New Delhi is also concerned over evidence that Nepalese Maoists have set up training camps in India.

The vision of a link between Nepalese Maoists and the Naxalite People's War Group - a banned Maoist group active in Bihar, parts of UP and Andhra Pradesh - has for years been one of New Delhi's worst nightmares.

Analysts warn that such links could expand to other insurgent groups in India.

'There is an imminent danger that the Maoist insurgency in Nepal may affect the internal security scenario in India, with inextricable and strengthening linkages between the Nepalese Maoists and left-wing extremist groups - generically referred to as Naxalites - active in different parts of India,' notes research associate Sanjay K. Jha of the Institute for Conflict Management in New Delhi.

More than a dozen Maoist insurgents - including mid-ranking leaders - have already been arrested in Bihar.

During interrogations, the insurgents said they had been trained at jungle camps along the border - on the Indian side.

'The idea of a 'compact revolutionary zone' across a significant swathe of South Asia may, at the present juncture, seem somewhat fantastical, but the diffuse networks of existing violence constitute a very serious challenge for security planners in India and Nepal,' said Mr Jha.

At Tanakpur, only one Nepalese would speak to The Straits Times.

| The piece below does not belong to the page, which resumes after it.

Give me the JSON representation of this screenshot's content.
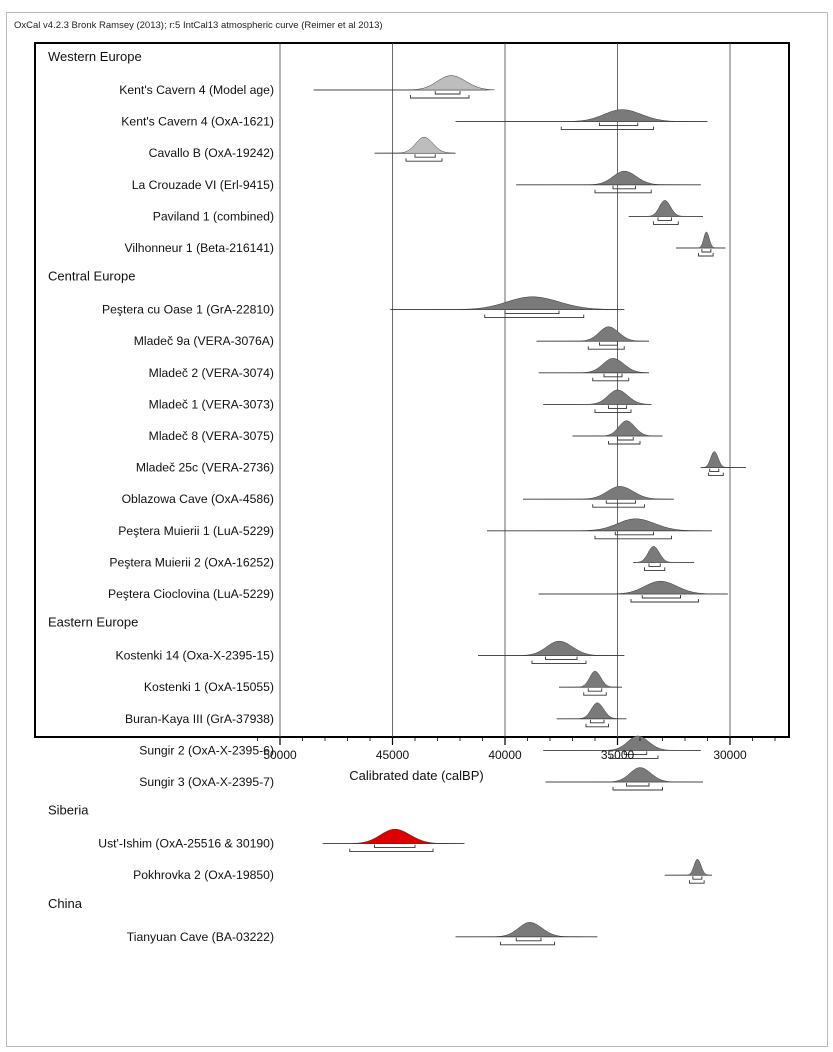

Giving his name simply as Thapa, a common surname in Nepal, he said they had to watch out for police harassment.

He said he had lost his job as a labourer on the construction site of a hotel when the Maoist insurgency escalated earlier this year and the tourism industry nose-dived. The hotel project was abandoned.

'I have no choice, I have to come to India,' he said. 'Otherwise I will die of starvation or from the war.'

India allows Nepalese to work in the country without work permits. There are currently millions of Nepalese in India working mainly at jobs such as watchmen, labourers and household helpers.

But while the broader mass of Indians sees little distinction between themselves and Nepalese, there can be an undercurrent of mutual mistrust which may get worse if there is a flood of immigrants.